MP-SENet: A Speech Enhancement Model with Parallel Denoising of Magnitude and Phase Spectra
Ye-Xin Lu, Yang Ai, Zhen-Hua Ling

TL;DR
MP-SENet is a novel speech enhancement model that simultaneously denoises magnitude and phase spectra using a parallel architecture with transformer-based encoding and decoding, leading to improved speech quality.
Contribution
It introduces a parallel denoising approach for magnitude and phase spectra with a transformer-based codec architecture, enhancing speech enhancement performance.
Findings
Achieves PESQ of 3.50 on VoiceBank+DEMAND dataset
Outperforms existing advanced speech enhancement methods
Uses multi-level loss functions for joint training
Abstract
This paper proposes MP-SENet, a novel Speech Enhancement Network which directly denoises Magnitude and Phase spectra in parallel. The proposed MP-SENet adopts a codec architecture in which the encoder and decoder are bridged by convolution-augmented transformers.
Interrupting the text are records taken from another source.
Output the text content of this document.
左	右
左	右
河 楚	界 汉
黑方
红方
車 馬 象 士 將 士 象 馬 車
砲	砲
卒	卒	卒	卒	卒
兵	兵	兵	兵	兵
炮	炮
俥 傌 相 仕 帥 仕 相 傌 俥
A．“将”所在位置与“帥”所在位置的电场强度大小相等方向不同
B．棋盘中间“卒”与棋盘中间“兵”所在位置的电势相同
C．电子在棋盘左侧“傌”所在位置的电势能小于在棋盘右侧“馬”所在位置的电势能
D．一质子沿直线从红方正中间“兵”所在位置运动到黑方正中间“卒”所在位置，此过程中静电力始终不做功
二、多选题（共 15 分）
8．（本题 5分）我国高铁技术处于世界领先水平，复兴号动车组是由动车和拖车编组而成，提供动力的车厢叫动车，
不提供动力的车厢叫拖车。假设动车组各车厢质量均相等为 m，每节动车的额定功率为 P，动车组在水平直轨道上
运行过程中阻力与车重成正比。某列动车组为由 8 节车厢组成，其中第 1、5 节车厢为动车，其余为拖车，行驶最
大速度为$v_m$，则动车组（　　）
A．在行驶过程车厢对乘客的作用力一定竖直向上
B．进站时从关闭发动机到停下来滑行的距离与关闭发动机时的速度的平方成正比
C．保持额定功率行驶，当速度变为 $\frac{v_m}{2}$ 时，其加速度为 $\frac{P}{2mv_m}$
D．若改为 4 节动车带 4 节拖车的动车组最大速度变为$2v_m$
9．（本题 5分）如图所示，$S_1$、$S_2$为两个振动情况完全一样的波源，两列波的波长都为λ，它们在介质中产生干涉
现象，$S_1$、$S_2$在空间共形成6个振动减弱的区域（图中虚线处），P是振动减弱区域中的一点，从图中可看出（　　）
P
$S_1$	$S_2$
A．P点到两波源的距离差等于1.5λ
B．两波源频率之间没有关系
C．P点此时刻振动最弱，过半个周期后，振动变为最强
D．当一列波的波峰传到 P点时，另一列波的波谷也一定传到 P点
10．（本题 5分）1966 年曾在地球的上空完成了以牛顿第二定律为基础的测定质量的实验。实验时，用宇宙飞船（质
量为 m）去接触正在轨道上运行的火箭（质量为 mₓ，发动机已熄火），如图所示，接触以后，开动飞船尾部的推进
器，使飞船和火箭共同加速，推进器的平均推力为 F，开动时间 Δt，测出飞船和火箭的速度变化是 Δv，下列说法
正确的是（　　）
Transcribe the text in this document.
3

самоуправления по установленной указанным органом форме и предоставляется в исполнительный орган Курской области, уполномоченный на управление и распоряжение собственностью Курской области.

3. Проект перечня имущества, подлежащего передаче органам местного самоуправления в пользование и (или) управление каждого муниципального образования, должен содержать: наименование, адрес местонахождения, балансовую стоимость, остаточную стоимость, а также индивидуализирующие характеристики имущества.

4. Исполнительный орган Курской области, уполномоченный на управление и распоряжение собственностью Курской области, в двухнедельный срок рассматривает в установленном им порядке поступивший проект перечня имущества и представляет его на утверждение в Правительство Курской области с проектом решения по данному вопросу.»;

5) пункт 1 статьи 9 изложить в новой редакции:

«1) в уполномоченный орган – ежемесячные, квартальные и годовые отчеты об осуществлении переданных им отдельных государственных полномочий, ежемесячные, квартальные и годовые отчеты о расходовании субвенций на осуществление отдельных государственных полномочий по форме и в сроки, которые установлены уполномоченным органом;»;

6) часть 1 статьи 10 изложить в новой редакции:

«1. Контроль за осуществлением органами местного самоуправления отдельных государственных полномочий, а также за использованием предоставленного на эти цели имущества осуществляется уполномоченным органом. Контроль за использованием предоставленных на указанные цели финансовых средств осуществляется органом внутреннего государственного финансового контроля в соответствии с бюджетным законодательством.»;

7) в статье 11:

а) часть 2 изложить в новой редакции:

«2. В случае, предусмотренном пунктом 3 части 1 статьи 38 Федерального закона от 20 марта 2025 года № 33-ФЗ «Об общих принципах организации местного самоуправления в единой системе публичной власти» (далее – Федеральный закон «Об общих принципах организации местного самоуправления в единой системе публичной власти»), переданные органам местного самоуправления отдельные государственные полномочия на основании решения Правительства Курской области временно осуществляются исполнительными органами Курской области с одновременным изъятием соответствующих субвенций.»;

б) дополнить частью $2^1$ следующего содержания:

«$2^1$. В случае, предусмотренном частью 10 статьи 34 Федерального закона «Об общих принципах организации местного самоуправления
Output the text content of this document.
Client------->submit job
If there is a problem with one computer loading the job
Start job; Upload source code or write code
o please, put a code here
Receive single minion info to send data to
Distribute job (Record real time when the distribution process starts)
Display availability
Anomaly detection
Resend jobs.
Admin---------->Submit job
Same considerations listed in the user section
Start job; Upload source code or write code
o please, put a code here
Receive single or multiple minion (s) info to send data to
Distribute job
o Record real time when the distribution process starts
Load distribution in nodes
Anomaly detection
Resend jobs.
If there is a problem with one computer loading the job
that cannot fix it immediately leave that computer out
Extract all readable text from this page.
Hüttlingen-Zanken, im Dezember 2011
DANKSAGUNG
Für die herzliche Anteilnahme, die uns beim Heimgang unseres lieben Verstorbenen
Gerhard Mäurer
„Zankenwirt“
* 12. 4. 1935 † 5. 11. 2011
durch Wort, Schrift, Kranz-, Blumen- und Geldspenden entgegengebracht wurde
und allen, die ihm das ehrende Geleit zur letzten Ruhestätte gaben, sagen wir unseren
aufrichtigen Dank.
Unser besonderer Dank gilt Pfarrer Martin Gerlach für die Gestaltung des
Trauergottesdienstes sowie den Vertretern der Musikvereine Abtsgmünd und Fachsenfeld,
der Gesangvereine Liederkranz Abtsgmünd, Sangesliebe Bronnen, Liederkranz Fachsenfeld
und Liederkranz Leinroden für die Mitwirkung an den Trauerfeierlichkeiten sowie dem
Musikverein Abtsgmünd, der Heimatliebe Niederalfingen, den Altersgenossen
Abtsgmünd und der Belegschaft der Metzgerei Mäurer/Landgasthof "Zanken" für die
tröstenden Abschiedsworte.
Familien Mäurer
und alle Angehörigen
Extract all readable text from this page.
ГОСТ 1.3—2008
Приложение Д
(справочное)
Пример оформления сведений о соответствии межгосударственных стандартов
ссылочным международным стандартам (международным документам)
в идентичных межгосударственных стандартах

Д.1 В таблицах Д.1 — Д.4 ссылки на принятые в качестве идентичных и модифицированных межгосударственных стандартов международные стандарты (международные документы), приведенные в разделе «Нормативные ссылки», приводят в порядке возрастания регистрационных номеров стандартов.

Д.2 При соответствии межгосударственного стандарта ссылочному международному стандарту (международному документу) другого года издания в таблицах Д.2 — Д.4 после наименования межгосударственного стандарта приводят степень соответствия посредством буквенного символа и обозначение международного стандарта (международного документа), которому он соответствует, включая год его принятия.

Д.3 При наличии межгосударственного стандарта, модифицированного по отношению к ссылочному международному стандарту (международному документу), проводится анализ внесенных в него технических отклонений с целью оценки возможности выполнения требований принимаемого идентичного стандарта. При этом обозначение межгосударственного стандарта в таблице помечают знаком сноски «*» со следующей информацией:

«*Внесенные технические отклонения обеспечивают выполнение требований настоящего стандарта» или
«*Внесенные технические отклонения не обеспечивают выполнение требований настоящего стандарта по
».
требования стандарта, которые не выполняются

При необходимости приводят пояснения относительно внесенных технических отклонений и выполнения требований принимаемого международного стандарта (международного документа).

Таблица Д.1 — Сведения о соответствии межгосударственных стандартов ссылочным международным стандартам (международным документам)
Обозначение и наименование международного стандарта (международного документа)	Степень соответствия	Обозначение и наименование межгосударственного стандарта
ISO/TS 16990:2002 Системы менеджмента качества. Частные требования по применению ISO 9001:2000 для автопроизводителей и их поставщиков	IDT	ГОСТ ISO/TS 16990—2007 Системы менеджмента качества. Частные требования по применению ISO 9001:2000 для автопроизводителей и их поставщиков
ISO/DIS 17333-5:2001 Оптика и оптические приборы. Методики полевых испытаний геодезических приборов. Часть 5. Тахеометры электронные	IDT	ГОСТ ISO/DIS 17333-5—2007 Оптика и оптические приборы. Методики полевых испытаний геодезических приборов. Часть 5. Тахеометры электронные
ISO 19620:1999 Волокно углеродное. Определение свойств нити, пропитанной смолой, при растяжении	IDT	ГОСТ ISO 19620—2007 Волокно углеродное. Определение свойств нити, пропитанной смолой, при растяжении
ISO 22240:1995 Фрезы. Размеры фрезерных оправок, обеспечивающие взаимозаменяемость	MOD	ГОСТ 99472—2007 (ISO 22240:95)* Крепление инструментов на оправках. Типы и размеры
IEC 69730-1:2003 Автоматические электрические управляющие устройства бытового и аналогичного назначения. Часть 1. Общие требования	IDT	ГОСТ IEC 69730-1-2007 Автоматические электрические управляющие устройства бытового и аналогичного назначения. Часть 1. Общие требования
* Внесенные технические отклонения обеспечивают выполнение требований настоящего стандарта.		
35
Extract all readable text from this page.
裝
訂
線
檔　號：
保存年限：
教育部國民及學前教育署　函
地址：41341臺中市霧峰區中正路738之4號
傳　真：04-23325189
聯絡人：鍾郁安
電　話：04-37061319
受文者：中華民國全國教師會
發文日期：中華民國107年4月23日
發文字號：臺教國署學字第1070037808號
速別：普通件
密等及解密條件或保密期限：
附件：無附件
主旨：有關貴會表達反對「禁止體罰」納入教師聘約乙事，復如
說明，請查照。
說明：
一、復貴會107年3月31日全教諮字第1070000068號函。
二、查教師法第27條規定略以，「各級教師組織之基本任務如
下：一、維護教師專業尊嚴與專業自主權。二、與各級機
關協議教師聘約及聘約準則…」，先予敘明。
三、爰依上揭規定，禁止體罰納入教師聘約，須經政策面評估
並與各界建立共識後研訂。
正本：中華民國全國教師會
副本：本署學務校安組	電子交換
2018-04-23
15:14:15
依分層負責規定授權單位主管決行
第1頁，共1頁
The encoder aims to encode time-frequency representations from the input noisy magnitude and phase spectra. The decoder is composed of parallel magnitude mask decoder and phase decoder, directly recovering clean magnitude spectra and clean-wrapped phase spectra by incorporating learnable sigmoid activation and parallel phase estimation architecture, respectively. Multi-level losses defined on magnitude spectra, phase spectra, short-time complex spectra, and time-domain waveforms are used to train the MP-SENet model jointly. Experimental results show that our proposed MP-SENet achieves a PESQ of 3.50 on the public…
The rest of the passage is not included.